President Johnson felt that the funeral would be the way the country and the world would grieve and feel about the tragedy. He made clear that great sensitivity to the wishes of the Kennedy family were paramount. Bill Moyers, then a fellow worker and friend at the Peace Corps who became the most important assistant to President Johnson, asked me to alert him if there was any resistance to the plans Sarge was getting under way for what would be the most televised event in history up to that time.
Because of President Kennedy’s military service, Mr. Shriver felt that it would be important to involve soldiers and sailors to provide an honor guard from St. Matthew’s Cathedral to the burial site in Arlington. The military aide responded that to do so would involve more troops than were available. When he asked the Air Force aide if a flyover could be arranged as the motorcade proceeded to the burial site, the aide replied that this would not be advisable since the airplanes would panic the horses in the procession. That was my cue.
The new president was holding his first cabinet meeting, and Bill Moyers came out for a few moments to hear my account of what was going on. At Bill’s request, Mr. McNamara left the meeting, put his arm around my shoulder and said, “Let’s go visit Sarge.”
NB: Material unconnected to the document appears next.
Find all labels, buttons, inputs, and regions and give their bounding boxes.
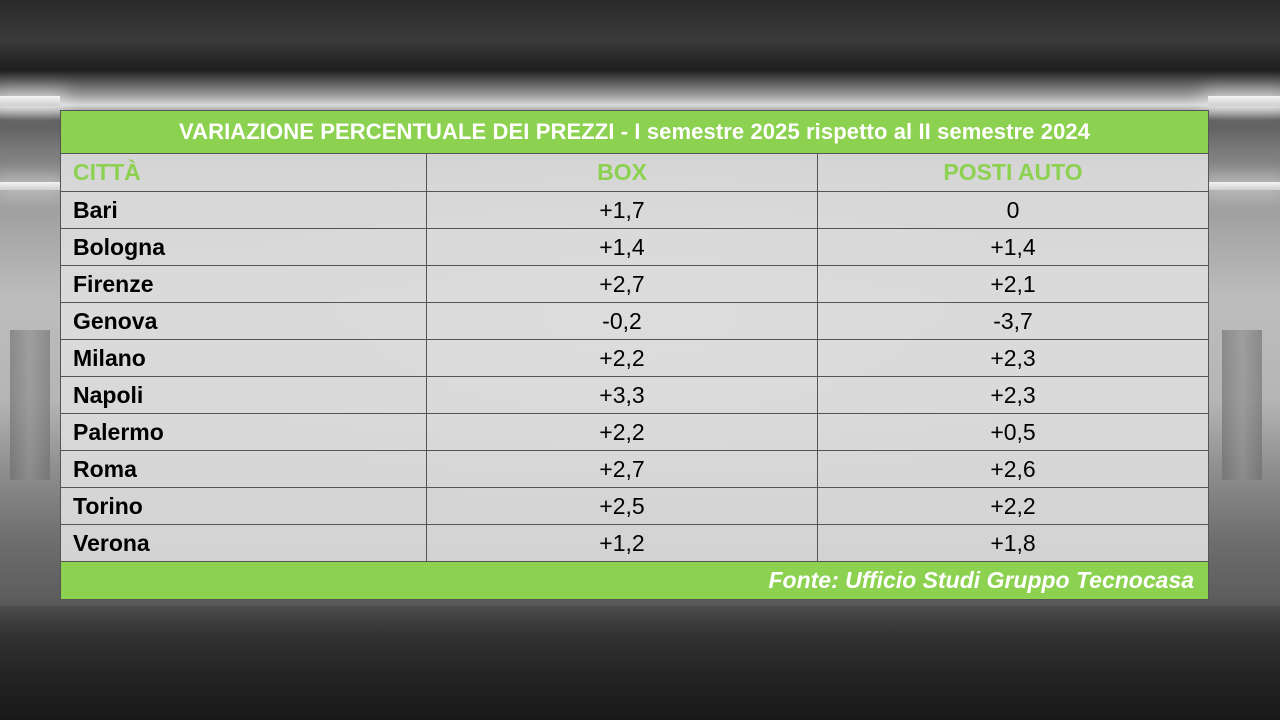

Needless to say, the ceremonial military officers had never seen the secretary of defense before. To the military aide he said, “Sir, if it takes 500 soldiers, you will have them available; if it takes 50,000 you will have them available even if we have to mobilize the reserves.” He then turned to the Air Force aide and said, “Sir. I want on my desk by 6 p.m. this evening the exact altitude at which an overflight can be held without panicking horses.” Needless to say, the guard of honor representing all the military services lined the road from St. Matthews to Arlington Cemetery without having to mobilize reserves, and the airplanes that flew above the cortȲge never panicked a single horse.
When Mrs. Kennedy decided to walk with her children behind the casket to St. Matthew’s Cathedral from the White House, President Johnson decided he would do so as well (despite the security concerns of the Secret Service), and then the greatest gathering of heads of state the world had ever seen decided to march behind the family and the new president.
Because of the age and poor health of Emperor Haile Selassie of Ethiopia, Mr. Shriver asked if I would get into a morning coat and march behind him in case he needed assistance. And so a member of our profession was able to participate in this moving tribute to President Kennedy.
Even after 50 years, I have never had a prouder moment in my life.
Here’s the prayer that appeared on the Mass card for President Kennedy.
Now the trumpet summons us again—not as a call to bear arms, though arms we need—not as a call to battle, though embattled we are—but a call to hear the burden of a long twilight struggle, year in and year out. “Rejoicing in hope, patient in tribulation”—a struggle against the common enemies of man: tyranny, poverty, disease, and war itself. . . .
In the long history of the world, only a few generations have been granted the role of defending freedom in its hour of maximum danger. I do not shrink from this responsibility—I welcome it. I do not believe that any of us would exchange places with any other people or any other generation. The energy, the faith, the devotion which we bring to this endeavor will light our country and all who serve it—and the glow from that fire can truly light the world. . . .
With a good conscience our only sure reward, with history the final judge of our deeds, let us go forth to lead the land we love, asking His blessing and His help, but knowing that here on earth God’s work must truly be our own. ■
A full account of the funeral can be found in the book The Death of the President:November 20-November 25, 1963, by William Manchester.